Gemini 3.1 Pro Tops Reasoning Benchmarks With 94.3% on GPQA Diamond
Google's Gemini 3.1 Pro scores highest on reasoning benchmarks, edges past GPT-5.4 and Claude Opus 4.6 on academic tasks, and brings a new thinking_level parameter for developers.
Maya Johnson
Google released Gemini 3.1 Pro on February 19 as an update to the Gemini 3 Pro series launched in November. The headline number: 94.3% on GPQA Diamond, the reasoning benchmark that tests graduate-level scientific questions. That's the highest score any model has achieved on this benchmark.

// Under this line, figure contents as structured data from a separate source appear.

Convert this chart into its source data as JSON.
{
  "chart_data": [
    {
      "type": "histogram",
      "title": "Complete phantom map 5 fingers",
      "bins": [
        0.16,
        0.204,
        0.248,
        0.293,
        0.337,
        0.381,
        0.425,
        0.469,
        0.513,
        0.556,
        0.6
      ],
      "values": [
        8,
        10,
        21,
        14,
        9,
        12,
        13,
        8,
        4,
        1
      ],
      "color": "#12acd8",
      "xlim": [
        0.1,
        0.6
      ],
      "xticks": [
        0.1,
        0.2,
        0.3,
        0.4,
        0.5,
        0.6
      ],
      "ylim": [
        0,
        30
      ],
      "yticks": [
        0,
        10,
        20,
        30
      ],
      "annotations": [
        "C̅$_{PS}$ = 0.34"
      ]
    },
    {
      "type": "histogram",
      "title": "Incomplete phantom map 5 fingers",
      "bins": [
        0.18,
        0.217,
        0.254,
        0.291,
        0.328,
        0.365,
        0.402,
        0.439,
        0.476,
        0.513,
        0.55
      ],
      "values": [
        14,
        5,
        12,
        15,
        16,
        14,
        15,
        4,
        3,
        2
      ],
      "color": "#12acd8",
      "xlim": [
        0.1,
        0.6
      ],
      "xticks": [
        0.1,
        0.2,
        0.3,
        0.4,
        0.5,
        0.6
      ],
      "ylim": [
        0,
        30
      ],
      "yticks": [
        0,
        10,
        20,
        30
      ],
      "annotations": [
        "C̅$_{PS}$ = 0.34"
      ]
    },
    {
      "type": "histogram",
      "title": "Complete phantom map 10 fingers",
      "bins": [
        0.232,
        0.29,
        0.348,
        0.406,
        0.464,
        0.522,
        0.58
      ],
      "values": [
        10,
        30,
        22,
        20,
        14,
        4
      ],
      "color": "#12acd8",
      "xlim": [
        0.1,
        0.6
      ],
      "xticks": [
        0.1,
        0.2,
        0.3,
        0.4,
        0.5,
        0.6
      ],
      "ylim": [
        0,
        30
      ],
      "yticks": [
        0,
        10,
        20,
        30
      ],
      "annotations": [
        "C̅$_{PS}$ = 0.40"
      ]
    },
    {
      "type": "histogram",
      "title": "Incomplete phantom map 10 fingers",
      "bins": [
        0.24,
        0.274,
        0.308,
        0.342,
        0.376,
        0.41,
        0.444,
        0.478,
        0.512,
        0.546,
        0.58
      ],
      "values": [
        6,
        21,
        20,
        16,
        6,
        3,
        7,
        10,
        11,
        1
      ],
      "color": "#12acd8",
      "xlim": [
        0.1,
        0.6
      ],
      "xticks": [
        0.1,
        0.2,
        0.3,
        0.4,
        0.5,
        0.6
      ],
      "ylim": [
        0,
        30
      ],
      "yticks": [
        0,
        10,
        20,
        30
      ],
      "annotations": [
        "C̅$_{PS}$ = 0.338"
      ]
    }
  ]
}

Where Gemini 3.1 Pro Leads
GPQA Diamond is specifically designed to be difficult for non-experts — even PhD holders in adjacent fields struggle with it. Gemini 3.1 Pro's 94.3% score places it above both GPT-5.4 and Claude Opus 4.6 on pure reasoning tasks.

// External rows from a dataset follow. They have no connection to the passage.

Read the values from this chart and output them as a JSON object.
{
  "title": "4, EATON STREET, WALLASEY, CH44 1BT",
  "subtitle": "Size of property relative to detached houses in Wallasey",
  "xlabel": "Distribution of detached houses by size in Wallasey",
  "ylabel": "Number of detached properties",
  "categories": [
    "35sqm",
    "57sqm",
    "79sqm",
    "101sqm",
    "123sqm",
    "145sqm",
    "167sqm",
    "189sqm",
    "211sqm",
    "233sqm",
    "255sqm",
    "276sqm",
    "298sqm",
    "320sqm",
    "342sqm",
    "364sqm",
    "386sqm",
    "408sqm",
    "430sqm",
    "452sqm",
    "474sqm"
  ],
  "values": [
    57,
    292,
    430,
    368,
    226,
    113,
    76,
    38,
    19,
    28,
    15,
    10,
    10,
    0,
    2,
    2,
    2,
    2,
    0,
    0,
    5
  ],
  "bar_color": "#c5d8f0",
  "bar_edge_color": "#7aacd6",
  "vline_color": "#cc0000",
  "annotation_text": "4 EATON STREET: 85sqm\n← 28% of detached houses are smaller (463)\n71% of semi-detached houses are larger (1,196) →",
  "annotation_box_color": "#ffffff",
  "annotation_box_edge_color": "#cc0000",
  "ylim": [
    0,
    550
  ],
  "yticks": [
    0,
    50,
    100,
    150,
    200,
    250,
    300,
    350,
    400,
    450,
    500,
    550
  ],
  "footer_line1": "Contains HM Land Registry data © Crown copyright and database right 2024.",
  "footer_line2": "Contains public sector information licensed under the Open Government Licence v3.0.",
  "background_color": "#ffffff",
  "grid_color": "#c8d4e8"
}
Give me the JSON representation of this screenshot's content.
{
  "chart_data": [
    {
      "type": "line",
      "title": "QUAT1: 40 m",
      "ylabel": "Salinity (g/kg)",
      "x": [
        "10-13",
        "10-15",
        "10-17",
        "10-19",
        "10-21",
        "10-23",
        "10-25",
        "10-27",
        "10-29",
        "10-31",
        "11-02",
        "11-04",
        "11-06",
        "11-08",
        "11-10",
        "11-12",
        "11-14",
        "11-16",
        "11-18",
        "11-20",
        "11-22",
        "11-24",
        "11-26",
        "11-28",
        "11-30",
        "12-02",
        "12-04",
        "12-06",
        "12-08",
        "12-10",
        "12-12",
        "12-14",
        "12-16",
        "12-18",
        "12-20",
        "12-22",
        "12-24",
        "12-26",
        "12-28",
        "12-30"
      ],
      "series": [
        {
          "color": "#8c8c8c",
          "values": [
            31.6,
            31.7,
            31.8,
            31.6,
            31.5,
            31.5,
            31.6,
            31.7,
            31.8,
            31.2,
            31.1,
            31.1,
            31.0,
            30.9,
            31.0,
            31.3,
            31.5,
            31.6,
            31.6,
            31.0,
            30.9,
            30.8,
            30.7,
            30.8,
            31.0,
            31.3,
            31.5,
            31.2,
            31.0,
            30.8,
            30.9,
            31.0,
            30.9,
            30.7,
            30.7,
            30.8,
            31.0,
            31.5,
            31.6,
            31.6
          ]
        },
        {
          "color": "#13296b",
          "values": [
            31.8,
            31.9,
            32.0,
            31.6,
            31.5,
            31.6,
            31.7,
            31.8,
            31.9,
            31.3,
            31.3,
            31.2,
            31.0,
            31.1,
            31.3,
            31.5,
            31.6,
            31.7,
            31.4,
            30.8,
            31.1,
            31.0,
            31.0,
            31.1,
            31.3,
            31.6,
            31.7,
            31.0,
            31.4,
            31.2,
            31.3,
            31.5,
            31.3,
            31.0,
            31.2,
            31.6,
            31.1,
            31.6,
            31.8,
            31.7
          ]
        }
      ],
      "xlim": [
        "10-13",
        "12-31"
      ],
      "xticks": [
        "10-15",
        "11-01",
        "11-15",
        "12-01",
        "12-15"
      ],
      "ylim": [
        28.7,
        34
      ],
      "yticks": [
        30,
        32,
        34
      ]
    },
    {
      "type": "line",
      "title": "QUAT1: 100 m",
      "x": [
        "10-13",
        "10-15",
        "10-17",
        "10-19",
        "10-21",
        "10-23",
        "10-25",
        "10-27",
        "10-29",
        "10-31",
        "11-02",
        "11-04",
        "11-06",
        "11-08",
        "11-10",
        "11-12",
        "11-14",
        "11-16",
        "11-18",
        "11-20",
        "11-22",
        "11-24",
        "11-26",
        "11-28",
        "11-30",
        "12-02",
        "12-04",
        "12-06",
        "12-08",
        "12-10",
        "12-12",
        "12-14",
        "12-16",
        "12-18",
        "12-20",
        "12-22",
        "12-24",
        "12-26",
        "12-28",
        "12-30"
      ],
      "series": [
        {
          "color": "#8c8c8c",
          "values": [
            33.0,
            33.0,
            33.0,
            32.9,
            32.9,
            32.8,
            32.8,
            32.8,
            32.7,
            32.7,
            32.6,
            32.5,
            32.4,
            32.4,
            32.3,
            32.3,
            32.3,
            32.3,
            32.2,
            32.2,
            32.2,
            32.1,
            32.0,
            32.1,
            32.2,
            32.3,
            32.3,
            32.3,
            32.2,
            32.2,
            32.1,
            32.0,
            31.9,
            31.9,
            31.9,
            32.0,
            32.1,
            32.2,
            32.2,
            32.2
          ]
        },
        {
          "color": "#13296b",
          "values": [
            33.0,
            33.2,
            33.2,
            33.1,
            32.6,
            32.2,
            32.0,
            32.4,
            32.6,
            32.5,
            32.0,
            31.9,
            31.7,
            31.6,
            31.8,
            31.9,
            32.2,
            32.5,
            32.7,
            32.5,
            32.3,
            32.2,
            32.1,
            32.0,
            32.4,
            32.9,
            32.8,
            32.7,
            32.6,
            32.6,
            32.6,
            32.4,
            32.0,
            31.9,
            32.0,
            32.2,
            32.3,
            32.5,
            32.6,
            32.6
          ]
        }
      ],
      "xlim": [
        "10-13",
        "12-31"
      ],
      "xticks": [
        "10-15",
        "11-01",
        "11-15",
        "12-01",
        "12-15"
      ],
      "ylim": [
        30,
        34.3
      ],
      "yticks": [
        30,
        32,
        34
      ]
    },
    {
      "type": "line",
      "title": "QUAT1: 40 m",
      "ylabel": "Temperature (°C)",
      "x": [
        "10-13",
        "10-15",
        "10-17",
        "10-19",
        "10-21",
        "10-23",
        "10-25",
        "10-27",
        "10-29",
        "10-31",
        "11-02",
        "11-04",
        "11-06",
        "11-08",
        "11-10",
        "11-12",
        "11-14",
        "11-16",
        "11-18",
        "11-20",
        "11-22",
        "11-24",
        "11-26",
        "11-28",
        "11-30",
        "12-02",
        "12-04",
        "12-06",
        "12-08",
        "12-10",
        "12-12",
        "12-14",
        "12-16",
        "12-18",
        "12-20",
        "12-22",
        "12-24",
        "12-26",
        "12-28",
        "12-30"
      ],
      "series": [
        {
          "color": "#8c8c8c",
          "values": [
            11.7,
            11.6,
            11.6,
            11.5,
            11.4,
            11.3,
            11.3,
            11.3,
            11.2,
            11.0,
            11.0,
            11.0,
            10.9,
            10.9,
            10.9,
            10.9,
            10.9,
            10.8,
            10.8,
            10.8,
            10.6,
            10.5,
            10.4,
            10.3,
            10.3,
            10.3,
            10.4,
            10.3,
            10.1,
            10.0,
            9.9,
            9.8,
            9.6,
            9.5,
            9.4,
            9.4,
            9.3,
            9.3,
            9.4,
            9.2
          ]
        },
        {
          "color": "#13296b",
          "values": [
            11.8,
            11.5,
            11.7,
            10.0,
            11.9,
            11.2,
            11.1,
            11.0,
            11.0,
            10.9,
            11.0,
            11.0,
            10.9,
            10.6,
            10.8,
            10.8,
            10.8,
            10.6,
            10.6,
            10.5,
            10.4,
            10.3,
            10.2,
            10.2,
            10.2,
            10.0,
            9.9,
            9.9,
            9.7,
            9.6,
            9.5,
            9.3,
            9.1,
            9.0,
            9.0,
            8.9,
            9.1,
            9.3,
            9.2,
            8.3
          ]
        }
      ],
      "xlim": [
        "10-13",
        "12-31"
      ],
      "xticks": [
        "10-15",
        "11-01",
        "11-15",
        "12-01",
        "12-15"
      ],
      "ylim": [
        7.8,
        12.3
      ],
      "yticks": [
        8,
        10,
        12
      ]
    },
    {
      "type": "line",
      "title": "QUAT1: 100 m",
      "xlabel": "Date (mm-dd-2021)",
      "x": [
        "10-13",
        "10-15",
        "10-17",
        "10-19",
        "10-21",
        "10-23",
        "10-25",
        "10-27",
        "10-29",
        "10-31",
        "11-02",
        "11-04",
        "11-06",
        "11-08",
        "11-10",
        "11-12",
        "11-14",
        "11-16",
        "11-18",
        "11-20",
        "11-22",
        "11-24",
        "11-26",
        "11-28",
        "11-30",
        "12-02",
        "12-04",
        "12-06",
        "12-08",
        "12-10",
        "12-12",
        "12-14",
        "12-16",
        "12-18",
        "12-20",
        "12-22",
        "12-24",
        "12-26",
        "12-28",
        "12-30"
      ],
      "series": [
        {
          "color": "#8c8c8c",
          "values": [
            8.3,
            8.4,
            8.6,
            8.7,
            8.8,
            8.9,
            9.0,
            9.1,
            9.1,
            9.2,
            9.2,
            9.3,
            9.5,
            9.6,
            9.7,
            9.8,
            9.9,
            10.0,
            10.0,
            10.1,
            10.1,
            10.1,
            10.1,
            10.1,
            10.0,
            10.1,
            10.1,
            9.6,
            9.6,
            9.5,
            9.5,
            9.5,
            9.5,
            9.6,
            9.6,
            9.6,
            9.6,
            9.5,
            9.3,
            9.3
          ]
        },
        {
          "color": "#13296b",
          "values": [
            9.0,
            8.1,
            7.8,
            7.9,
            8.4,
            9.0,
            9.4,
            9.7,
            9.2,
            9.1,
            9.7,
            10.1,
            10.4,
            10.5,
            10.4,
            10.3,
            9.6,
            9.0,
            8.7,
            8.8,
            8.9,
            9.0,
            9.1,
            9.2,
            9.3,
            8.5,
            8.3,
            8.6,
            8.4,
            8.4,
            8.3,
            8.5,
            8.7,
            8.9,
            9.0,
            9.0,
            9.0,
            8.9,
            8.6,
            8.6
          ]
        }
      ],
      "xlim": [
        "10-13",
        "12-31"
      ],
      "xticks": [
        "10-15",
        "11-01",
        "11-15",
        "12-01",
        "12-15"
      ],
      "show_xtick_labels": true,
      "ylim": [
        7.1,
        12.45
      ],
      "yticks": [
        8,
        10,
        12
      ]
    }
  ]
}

The model also introduced a thinking_level parameter that lets developers control how much internal reasoning the model uses, and a media_resolution parameter for vision tasks. Function responses now support multimodal objects like images and PDFs.
Where It Doesn't Lead
On practical coding benchmarks like SWE-bench Verified, Claude Opus 4.6 still holds the top spot. On computer-use tasks — navigating real software interfaces — GPT-5.4 leads with record scores on OSWorld and WebArena.
The LLM leaderboard has fragmented: no single model wins everywhere. Gemini leads reasoning, Claude leads coding, GPT leads computer use. Companies choosing a model now need to match the benchmark category to their actual use case.
Pricing and Availability
Gemini 3.1 Pro is available through the Gemini API, Google AI Studio, and Vertex AI. It rolled out to Gemini app users across the AI Plus, Pro, and Ultra subscription tiers.
Our Take
Google has quietly built the best reasoning model available. Gemini 3.1 Pro's GPQA score is a genuine achievement, not benchmark gaming. But reasoning benchmarks don't directly translate to product quality — and Google's consumer AI products still trail behind ChatGPT and Claude in user experience and adoption. The model is excellent. The distribution challenge remains.